Eine ebenfalls wichtige Neuerung hinsichtlich der BPS-Therapie mit Tadalafil 5 mg täglich ergab sich zudem im Juni dieses Jahres: Seitdem wird die Tadalafil-Konstanztherapie für Patienten mit BPS durch die GKV erstattet, wenn BPS der alleinige Verordnungsgrund ist. Dies hat der Gemeinsame Bundesausschuss (G-BA) in einem entsprechenden Beschluss vom 20.03.2014 festgestellt [2]. Zur Behandlung der erektilen Dysfunktion bleibt Tadalafil auch weiterhin eine Selbstzahlerleistung. Dr. Berges freute sich über diesen Beschluss: „Aus meiner Sicht verbessert sich durch diese Entscheidung die Behandlungssituation für Patienten mit BPS deutlich. Gesetzlich Versicherte können nun einfacher von dieser sinnvollen Therapieoption profitieren. Dies ist meines Erachtens der richtige Weg.“ Laut Dr. Oelke kommt die Konstanztherapie mit Tadalafil insbesondere für diejenigen BPS-Patienten in Betracht, die während der Behandlung mit einem Alpha-Blocker Nebenwirkungen wie Schwindel oder Ejakulationsstörungen haben.

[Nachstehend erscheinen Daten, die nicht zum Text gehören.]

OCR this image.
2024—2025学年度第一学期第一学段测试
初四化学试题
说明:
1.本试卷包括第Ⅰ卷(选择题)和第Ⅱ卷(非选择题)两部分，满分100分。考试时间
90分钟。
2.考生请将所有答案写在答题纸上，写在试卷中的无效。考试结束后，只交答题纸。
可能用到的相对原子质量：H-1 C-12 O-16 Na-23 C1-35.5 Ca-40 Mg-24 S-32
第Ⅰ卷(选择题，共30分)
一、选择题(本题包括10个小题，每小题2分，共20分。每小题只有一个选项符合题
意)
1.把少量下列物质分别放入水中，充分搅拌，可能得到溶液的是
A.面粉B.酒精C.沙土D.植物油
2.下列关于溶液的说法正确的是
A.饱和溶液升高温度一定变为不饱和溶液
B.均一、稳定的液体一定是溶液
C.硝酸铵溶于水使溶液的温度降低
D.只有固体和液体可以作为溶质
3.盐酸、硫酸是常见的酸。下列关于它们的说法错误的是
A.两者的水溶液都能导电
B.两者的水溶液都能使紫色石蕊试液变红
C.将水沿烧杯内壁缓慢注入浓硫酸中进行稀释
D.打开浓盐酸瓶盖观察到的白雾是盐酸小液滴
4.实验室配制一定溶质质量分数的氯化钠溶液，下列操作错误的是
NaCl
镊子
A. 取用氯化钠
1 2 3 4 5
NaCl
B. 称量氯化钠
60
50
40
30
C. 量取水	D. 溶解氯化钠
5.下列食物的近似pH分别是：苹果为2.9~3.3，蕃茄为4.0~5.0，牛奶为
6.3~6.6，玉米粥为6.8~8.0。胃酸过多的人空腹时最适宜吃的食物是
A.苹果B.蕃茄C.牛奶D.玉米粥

Die Erstattung der Behandlung mit Tadalafil 5 mg täglich durch die GKV ist gegeben, wenn das BPS der Verordnungsgrund ist. Wichtig ist daher eine genaue Diagnosestellung, „weil ansonsten die Trennschärfe zu anderen Erkrankungen, wie etwa der nächtlichen Polyurie oder der überaktiven Blase, verloren gehen kann“, so Dr. Berges. Außerdem ist eine entsprechende Dokumentation unerlässlich, wie der Hamburger Fachanwalt für Medizinrecht Jörg Hohmann verdeutlicht: „Hierbei geht es jedoch nicht um umfangreiche Ausführungen, sondern um eine relativ knappe Darlegung des Geschehens. Beispielsweise können bei der Umstellung des Patienten auf ein anderes Medikament die Gründe stichwortartig genannt werden.“

* Akademie Forum „Leitlinien Up-Date II“ im Rahmen des DGU-Kongresses, Mittwoch, 1. Oktober 2014, Düsseldorf
** Keine direkte Vergleichsstudie, sondern jeweils Vergleich mit Placebo

Quellen:
[1] www.awmf.org
[2] www.g-ba.de
[3] Berges R et al. Eur Urol 2001; 39: 682-687.
[4] Ückert S et al. Eur Urol 2006; 49: 740-745.
[5] Cialis® Fachinformation, März 2013.
[6] Oelke M et al. Eur Urol 2012; 61: 917-925.
[7] Egerdie RB et al. J Sex Med 2012; 9: 271-281.
[8] Roehrborn CG et al. J Urol 2008; 180: 1228-1234.
[9] Porst H et al. Eur Urol 2011; 60: 1105-1113.
[10] Donatucci CF et al. BJU Int 2011; 107: 1110-1116.
[11] Oelke M et al. Eur Urol 2013; 64: 118-140.